Devarda and Malcolm attended one of Special Love’s family weekends and she thought they were done (she says she checked it on her "To Do List"), but Malcolm had other ideas. He said he heard the other kids talking about Camp Fantastic and wanted to join them. When Devarda, who wanted to get away from all cancer reminders, asked him why in the world he wanted to go, Malcolm said, "Because Mom, I want to be with kids like me and I had fun!" It was a sobering lesson for Devarda:
“I realize that Special Love was about kinship, acceptance, belonging and having a ‘special home base’ uniquely his own.”
While Devarda and her husband, Jeff, served as camp volunteers at some of the earlier family camps they attended, it was Malcolm who continued to volunteer at Special Love activities once he was too old to be a camper. He has helped for nearly two decades, even serving a brief stint as a board member. He visits campers in the hospital and attends the occasional memorial service, including for one of his best friends who passed a year ago after relapsing. Malcolm still stays in contact with his friend's mother, grandmother, and sister.
Devarda’s attitude toward cancer – especially other families who are battling it – has changed over the years and she now gladly offers advice to those newly diagnosed or midstream in their child’s treatment:
- Tell your family and friends when you need help and support – it’s ok to ask for help with errands, meals, etc.
- Identify and utilize your team of supporters and be open to attending Special Love’s family camp events. They can be your "home base" of safety, familiarity, kindness, understanding, and comfort.
- Learn from your child. Be inspired by their resilience, positivity, courage, and hope.
- Allow yourself to take moments alone, to take breaks for a rest period, a nap, a good cry, or just to stare in space.
- Pray for strength, call on the God of your own understanding and just pray "Help" when you are too exhausted and overwhelmed to find the words to pray. Reach out to your faith community.
- Ask others to pray with you and for you, your loved one, your entire family, and all your medical team. GET WEEKLY MASSAGES even if it’s a 15-minute chair massage.
- Designate someone to be your "updater," or email brief updates 1-2 times a week.
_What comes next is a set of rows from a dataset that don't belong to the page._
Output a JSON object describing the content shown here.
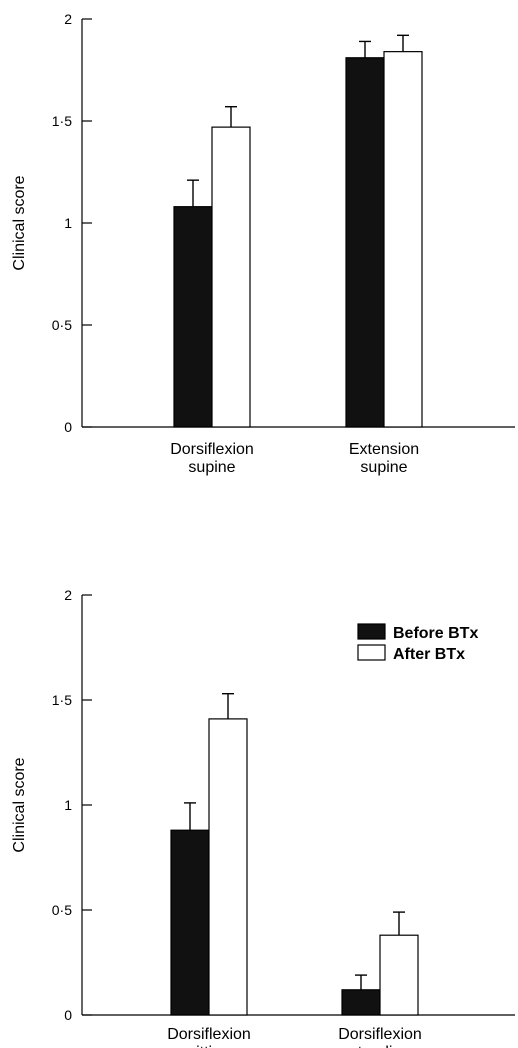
{
  "chart_data": [
    {
      "type": "bar",
      "ylabel": "Clinical score",
      "ylim": [
        0,
        2
      ],
      "yticks": [
        "0",
        "0·5",
        "1",
        "1·5",
        "2"
      ],
      "categories": [
        {
          "lines": [
            "Dorsiflexion",
            "supine"
          ]
        },
        {
          "lines": [
            "Extension",
            "supine"
          ]
        }
      ],
      "series": [
        {
          "name": "Before BTx",
          "color": "#111111",
          "values": [
            1.08,
            1.81
          ],
          "errors": [
            0.13,
            0.08
          ]
        },
        {
          "name": "After BTx",
          "color": "#ffffff",
          "values": [
            1.47,
            1.84
          ],
          "errors": [
            0.1,
            0.08
          ]
        }
      ],
      "legend": false,
      "grid": false
    },
    {
      "type": "bar",
      "ylabel": "Clinical score",
      "ylim": [
        0,
        2
      ],
      "yticks": [
        "0",
        "0·5",
        "1",
        "1·5",
        "2"
      ],
      "categories": [
        {
          "lines": [
            "Dorsiflexion",
            "sitting"
          ]
        },
        {
          "lines": [
            "Dorsiflexion",
            "standing"
          ]
        }
      ],
      "series": [
        {
          "name": "Before BTx",
          "color": "#111111",
          "values": [
            0.88,
            0.12
          ],
          "errors": [
            0.13,
            0.07
          ]
        },
        {
          "name": "After BTx",
          "color": "#ffffff",
          "values": [
            1.41,
            0.38
          ],
          "errors": [
            0.12,
            0.11
          ]
        }
      ],
      "legend": true,
      "legend_position": "top-right",
      "grid": false
    }
  ]
}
Spare yourself from having to repeat and update a long list of friends and relatives.
- It's ok to say, admit, or write down that about which you are angry or with whom you are angry. It's Ok to acknowledge your fears, have doubts, and express your feelings of helplessness, sadness, betrayal or whatever.
- Say at least one thing you are grateful for every morning and at least one thing you are grateful for at night even if all you are grateful for is having a soft pillow under your head.
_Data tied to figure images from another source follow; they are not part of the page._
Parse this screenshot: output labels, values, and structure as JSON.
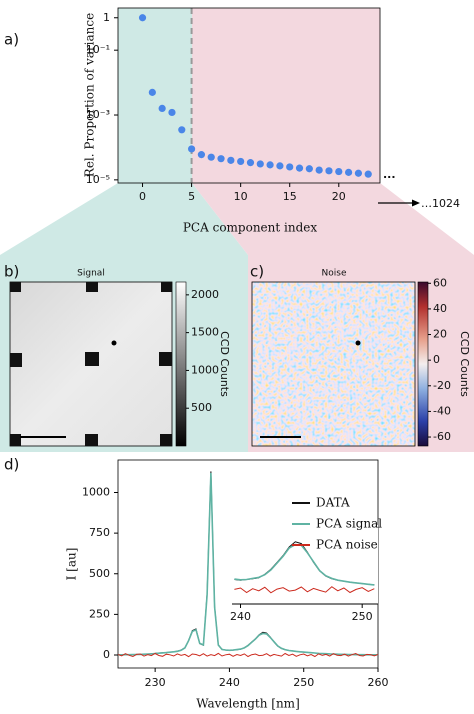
{
  "chart_data": [
    {
      "type": "scatter",
      "label": "a)",
      "y_label": "Rel. Proportion of variance",
      "x_label": "PCA component index",
      "annotations": [
        "...",
        "…1024"
      ],
      "log_y": true,
      "color": "#4a86e8",
      "divider": 5,
      "x": [
        0,
        1,
        2,
        3,
        4,
        5,
        6,
        7,
        8,
        9,
        10,
        11,
        12,
        13,
        14,
        15,
        16,
        17,
        18,
        19,
        20,
        21,
        22,
        23
      ],
      "values": [
        1,
        0.005,
        0.0016,
        0.0012,
        0.00035,
        9e-05,
        6e-05,
        5e-05,
        4.5e-05,
        4e-05,
        3.7e-05,
        3.4e-05,
        3.1e-05,
        2.9e-05,
        2.7e-05,
        2.5e-05,
        2.3e-05,
        2.2e-05,
        2e-05,
        1.9e-05,
        1.8e-05,
        1.7e-05,
        1.6e-05,
        1.5e-05
      ],
      "xlim": [
        -2.5,
        24.2
      ],
      "xticks": [
        0,
        5,
        10,
        15,
        20
      ],
      "ylim": [
        8e-06,
        2
      ],
      "yticks": [
        1,
        {
          "value": 0.1,
          "label": "10⁻¹"
        },
        {
          "value": 0.001,
          "label": "10⁻³"
        },
        {
          "value": 1e-05,
          "label": "10⁻⁵"
        }
      ]
    },
    {
      "type": "image",
      "label": "b)",
      "title": "Signal",
      "colorbar_label": "CCD Counts",
      "clim": [
        0,
        2170
      ],
      "cticks": [
        500,
        1000,
        1500,
        2000
      ]
    },
    {
      "type": "image",
      "label": "c)",
      "title": "Noise",
      "colorbar_label": "CCD Counts",
      "clim": [
        -67,
        61
      ],
      "cticks": [
        -60,
        -40,
        -20,
        0,
        20,
        40,
        60
      ]
    },
    {
      "type": "line",
      "label": "d)",
      "y_label": "I [au]",
      "x_label": "Wavelength [nm]",
      "legend": "upper right",
      "x": [
        225,
        225.5,
        226,
        226.5,
        227,
        227.5,
        228,
        228.5,
        229,
        229.5,
        230,
        230.5,
        231,
        231.5,
        232,
        232.5,
        233,
        233.5,
        234,
        234.5,
        235,
        235.5,
        236,
        236.5,
        237,
        237.5,
        238,
        238.5,
        239,
        239.5,
        240,
        240.5,
        241,
        241.5,
        242,
        242.5,
        243,
        243.5,
        244,
        244.5,
        245,
        245.5,
        246,
        246.5,
        247,
        247.5,
        248,
        248.5,
        249,
        249.5,
        250,
        250.5,
        251,
        251.5,
        252,
        252.5,
        253,
        253.5,
        254,
        254.5,
        255,
        255.5,
        256,
        256.5,
        257,
        257.5,
        258,
        258.5,
        259,
        259.5,
        260
      ],
      "series": [
        {
          "name": "DATA",
          "color": "#111111",
          "values": [
            1,
            2,
            1,
            3,
            2,
            4,
            3,
            5,
            6,
            8,
            10,
            12,
            14,
            15,
            18,
            20,
            24,
            30,
            45,
            90,
            150,
            160,
            70,
            60,
            380,
            1130,
            300,
            60,
            35,
            30,
            28,
            30,
            32,
            35,
            45,
            60,
            80,
            100,
            125,
            140,
            135,
            110,
            80,
            55,
            40,
            32,
            28,
            25,
            22,
            20,
            18,
            16,
            14,
            12,
            10,
            9,
            8,
            7,
            6,
            5,
            4,
            4,
            3,
            3,
            2,
            2,
            2,
            1,
            1,
            1,
            1
          ]
        },
        {
          "name": "PCA signal",
          "color": "#5fb3a3",
          "values": [
            1,
            1,
            2,
            2,
            3,
            3,
            4,
            5,
            6,
            7,
            9,
            11,
            13,
            15,
            17,
            20,
            23,
            29,
            44,
            88,
            145,
            155,
            72,
            62,
            370,
            1120,
            295,
            62,
            34,
            31,
            29,
            30,
            33,
            36,
            44,
            58,
            78,
            98,
            122,
            132,
            130,
            108,
            82,
            56,
            41,
            33,
            28,
            25,
            22,
            20,
            18,
            16,
            14,
            12,
            10,
            9,
            8,
            7,
            6,
            5,
            4,
            4,
            3,
            3,
            2,
            2,
            2,
            1,
            1,
            1,
            1
          ]
        },
        {
          "name": "PCA noise",
          "color": "#cc2a1e",
          "values": [
            3,
            -5,
            8,
            -2,
            -9,
            4,
            6,
            -7,
            2,
            -4,
            9,
            -3,
            -8,
            5,
            1,
            -6,
            7,
            -2,
            4,
            -10,
            6,
            3,
            -5,
            8,
            -7,
            2,
            -4,
            10,
            -6,
            1,
            5,
            -8,
            3,
            -3,
            7,
            -9,
            2,
            6,
            -4,
            -1,
            8,
            -6,
            4,
            -2,
            -7,
            9,
            -3,
            5,
            -8,
            1,
            6,
            -5,
            3,
            -9,
            7,
            -2,
            4,
            -6,
            8,
            -1,
            -4,
            5,
            -7,
            2,
            9,
            -3,
            -6,
            4,
            1,
            -5,
            3
          ]
        }
      ],
      "xlim": [
        225,
        260
      ],
      "xticks": [
        230,
        240,
        250,
        260
      ],
      "ylim": [
        -80,
        1200
      ],
      "yticks": [
        0,
        250,
        500,
        750,
        1000
      ],
      "inset": {
        "xlim": [
          239.3,
          251.3
        ],
        "xticks": [
          240,
          250
        ],
        "ylim": [
          -30,
          160
        ]
      }
    }
  ]
}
- Identify 1 and 1 every day. Force yourself to do this even when you don't feel like doing so.
- Stay hopeful and learn how to look at the glass as half full instead of half empty.
- Keep up with your own medical appointments, follow ups, and annual exams.
- Prioritize everything and everyone. If it's not a "911," put it on the back burner.
- Make time for your other children - give a lot of "really great hugs". Taking their needs and feelings into account is necessary.
- Have time with your spouse or significant other.